Daniels, Mardian and Battey all come from traditional Christian backgrounds, which they have not forsaken, they say, only modified. They all agree that their abilities are God-given.

"I feel like more of a Christian now than ever," Daniels says.

Still, Mardian says she's had women withdraw from her yoga classes because they were told that yoga is of the occult.

And local laws aren't so friendly, either.

In Roanoke, what state law calls a "fortuneteller's" license is $1,200 annually, and not pro-rated. Roanoke County requires a similar fee.

Daniels believes the high fees are charged to "keep the circus elements out of town."

No one interviewed for this story would talk specifically about how they deal with these licenses, but according to Battey, most psychic readers become ordained ministers and establish churches to sidestep the legalities.

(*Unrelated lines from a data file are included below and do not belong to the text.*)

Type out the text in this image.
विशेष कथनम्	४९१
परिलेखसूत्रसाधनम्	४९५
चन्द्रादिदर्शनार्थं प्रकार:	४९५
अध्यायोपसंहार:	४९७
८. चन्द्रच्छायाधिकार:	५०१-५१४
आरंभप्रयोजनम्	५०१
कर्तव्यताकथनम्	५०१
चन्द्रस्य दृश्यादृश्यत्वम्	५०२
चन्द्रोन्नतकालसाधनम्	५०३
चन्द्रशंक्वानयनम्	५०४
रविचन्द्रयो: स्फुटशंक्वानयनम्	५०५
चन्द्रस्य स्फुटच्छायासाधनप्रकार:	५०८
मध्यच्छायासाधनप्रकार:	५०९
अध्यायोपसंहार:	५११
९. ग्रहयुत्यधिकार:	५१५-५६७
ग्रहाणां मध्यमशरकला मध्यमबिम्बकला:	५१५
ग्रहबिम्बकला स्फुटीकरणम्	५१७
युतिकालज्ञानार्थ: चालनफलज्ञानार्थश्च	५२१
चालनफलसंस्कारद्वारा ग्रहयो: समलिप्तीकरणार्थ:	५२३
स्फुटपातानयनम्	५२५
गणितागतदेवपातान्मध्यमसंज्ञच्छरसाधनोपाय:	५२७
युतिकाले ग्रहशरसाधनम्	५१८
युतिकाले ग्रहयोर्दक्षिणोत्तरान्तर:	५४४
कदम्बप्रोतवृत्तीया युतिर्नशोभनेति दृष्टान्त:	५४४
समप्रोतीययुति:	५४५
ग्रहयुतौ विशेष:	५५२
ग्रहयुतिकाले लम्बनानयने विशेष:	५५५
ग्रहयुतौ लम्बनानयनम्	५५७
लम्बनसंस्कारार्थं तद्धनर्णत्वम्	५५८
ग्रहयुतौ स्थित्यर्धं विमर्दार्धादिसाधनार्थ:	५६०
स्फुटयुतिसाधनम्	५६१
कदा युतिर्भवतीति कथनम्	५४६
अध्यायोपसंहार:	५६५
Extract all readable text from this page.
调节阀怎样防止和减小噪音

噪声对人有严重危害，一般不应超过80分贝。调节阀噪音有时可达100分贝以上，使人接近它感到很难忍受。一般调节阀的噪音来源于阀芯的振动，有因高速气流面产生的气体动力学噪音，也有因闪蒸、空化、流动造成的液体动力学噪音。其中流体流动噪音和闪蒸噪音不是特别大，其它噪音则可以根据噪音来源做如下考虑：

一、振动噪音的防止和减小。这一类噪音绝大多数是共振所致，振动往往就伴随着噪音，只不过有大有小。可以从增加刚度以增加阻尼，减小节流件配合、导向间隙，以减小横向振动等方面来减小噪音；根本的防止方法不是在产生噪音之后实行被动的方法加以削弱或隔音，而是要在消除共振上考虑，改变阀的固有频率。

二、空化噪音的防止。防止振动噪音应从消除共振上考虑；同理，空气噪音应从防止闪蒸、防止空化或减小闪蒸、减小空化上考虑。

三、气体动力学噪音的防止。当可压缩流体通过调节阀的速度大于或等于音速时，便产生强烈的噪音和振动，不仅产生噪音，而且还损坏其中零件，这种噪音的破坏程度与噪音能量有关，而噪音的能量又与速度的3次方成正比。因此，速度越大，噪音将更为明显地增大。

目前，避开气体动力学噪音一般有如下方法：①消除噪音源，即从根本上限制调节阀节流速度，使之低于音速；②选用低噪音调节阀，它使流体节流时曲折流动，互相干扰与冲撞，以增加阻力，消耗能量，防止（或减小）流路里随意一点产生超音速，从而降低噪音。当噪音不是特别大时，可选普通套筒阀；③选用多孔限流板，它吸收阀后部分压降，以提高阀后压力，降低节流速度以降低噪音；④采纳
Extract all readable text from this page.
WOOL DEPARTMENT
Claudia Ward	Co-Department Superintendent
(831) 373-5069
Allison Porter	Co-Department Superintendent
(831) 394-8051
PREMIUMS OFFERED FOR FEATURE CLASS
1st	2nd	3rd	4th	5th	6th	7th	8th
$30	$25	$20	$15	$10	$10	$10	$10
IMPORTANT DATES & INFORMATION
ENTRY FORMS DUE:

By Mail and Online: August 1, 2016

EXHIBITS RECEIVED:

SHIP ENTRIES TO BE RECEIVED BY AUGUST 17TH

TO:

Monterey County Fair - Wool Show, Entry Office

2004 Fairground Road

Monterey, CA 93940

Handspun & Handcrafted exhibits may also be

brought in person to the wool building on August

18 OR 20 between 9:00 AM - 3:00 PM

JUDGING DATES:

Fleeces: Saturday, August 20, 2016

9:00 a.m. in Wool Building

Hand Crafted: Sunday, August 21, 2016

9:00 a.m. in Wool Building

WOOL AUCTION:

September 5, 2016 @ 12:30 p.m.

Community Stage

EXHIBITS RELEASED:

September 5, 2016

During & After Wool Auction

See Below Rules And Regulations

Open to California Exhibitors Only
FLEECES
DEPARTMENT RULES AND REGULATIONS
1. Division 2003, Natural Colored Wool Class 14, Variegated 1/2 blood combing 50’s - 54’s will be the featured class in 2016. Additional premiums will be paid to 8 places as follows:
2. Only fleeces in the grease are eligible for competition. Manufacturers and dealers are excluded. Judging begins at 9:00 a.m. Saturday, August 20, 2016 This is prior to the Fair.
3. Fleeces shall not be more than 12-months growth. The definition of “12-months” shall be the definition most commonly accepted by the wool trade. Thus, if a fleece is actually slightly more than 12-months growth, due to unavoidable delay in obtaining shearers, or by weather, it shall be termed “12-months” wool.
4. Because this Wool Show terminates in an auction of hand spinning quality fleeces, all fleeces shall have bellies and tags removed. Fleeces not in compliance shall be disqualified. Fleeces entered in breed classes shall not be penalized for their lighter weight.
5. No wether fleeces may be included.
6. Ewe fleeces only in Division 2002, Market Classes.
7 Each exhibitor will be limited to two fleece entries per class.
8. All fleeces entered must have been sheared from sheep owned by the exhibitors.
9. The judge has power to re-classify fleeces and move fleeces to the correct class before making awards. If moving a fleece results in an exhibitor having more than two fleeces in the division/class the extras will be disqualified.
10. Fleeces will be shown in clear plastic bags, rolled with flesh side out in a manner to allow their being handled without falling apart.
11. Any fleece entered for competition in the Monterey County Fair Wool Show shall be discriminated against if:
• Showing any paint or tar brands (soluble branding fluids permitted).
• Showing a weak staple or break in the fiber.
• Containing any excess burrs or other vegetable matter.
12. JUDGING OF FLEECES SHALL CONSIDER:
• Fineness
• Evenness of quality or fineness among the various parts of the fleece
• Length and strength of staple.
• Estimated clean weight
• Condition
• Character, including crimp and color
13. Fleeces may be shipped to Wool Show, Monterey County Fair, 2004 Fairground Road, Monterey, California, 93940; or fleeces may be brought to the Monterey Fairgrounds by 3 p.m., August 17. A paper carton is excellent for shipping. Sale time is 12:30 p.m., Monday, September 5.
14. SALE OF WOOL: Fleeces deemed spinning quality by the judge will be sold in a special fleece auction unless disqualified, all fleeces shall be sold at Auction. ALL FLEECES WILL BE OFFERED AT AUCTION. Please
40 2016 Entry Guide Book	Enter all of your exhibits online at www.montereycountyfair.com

Meanwhile, the psychic view of things appears to be gaining acceptance nationwide, even taking the form of a 3 a.m. infomercial like Dionne Warwick's "Psychic Friends Network."

Mardian worked for a year and a half as a "phone psychic" for Warwick's network. While she admits it might seem silly, she says it "definitely has a service. If it's helping people, it's valid."

"People are opening up to [psychism] because they are afraid and lack the money to see [doctors and psychologists]," Battey says.

But there are still skeptics, naysayers and joke-makers.

Daniels says she doesn't bother to respond to them anymore. She says when it's time for them to believe, they'll come to it on their own.

But a good sense of humor is a must, she concedes.

"You have to be able to laugh at yourself. . . . When you can finally make jokes about psychics, then it's like we're accepted."

And that's a high priority for Daniels.

"I have such a normal life," she says. "I just want to be, like, the psychic next door."